A Presbyterian seminary professor at Dubuque (Iowa), Bloesch ably sketches recent attempts of radical feminist theology to alter the language of worship and spirituality. He categorizes feminist theologies as conservative, reformist and radical.

A resurgent Gnosticism informs ideological radical feminism in that God is seen as bisexual, not as a trinity; salvation is enlightened consciousness; the sacred is feminine; Neoplatonic mysticism is anticipated by naturalistic fertility cults and pre-Christian gods.

Remember the religious language debate of 15 years ago? From his arsenal, Bloesch commandeers Barthian theology, Ricouer, Jewett, Torrance, and commendably, Kenneth Hamilton, one of our Canadian theologians (Words and the Word).

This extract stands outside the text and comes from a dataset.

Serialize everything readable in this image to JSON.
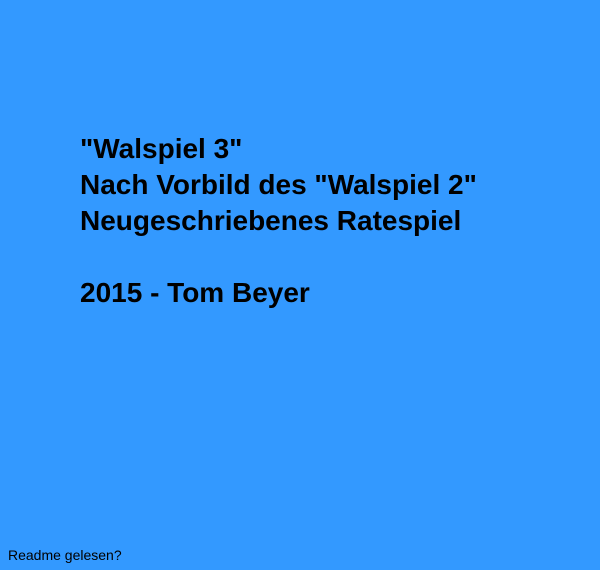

Radical inclusive language attempts to improve upon given, biblical language. Bloesch develops a rationale for excluding some terms which feminists prefer: “Heavenly Parent” depersonalizes God; the NCC Lectionary’s advocacy of the Father/Mother metaphor images God as a hermaphrodite, androgynous and bisexual, a dyad, not a trinity. The God/ess imagery of radical feminists (e.g., Rosemary Ruether) “imputes sexuality to a God who is beyond sexuality. It also denies the transcendence of God . . . [It] means a new religion.”

Some experimentation with worship language is legitimate, he argues, but invocations and benedictions risk Sabellianism if they employ functional terms for the Godhead such as “Creator. Redeemer, Sustainer” or “Shepherd-Helper-Refuge.” Baptism in these names should never substitute at baptism in the traditional, ontological Trinitarian formula “Father, Son and Holy Spirit” which communicates who God is in terms of organic personal relationship.

Bloesch suggests that feminism has a disturbing precedent in its movement toward cultural accommodation. He points out that German folk/cult movements of the Nazi era attempted a resymbolization of biblical Christianity. Bloesch’s primary research into this arena discovers parallels between such aberrant “denominations” and ideological feminism: 1) both are forms of natural theology, measuring the Bible by experience; 2) both regard salvation as liberation from political and economic oppression; 3) both denigrate the Old Testament legacy of the church; 4) by revising biblical and liturgical language, one attempted to de-Judaize and one to de-patriarchalize the Bible; 5) both have a “pronounced utopian thrust – the illusive expectation that a new social order free of exploitation and oppression is a viable possibility within history.”

In his seventh and last chapter, Bloesch contends that conflict within the church is a conflict of theologies. Feminist theology risks the dangers of process theology’s modalism, Rahner’s subordinationism, Moltmann’s immanentalism, Pannenberg’s “dyadic concept of God”, Tillich’s God beyond personality, McQuarrie’s Jesus of “authentic humanity”, and Ruether’s God of “great collective personhood.” All devalue and erode Nicene orthodoxy.

Doctrine and ethics become something other than Christian when immanental and natural theologies substitute philosophical terms for canonical terms. Philosophical meditation may reflect on “Ground of being,” “creative process” and “Spiritual Presence,” “the Womb of God” and “World Soul” may not always be excluded if used carefully and rarely.

The book is an aid to spiritual warfare. It informs that language, to be helpful in prayer, must be equivalent to biblical formula. It clarifies appropriate innovation in liturgy. It draws a line between inclusive language and language used exclusively outside the prayers of private devotion, but which is not improper for philosophical meditation. In the middle of the battle, Bloesch’s book is a clear communiqué.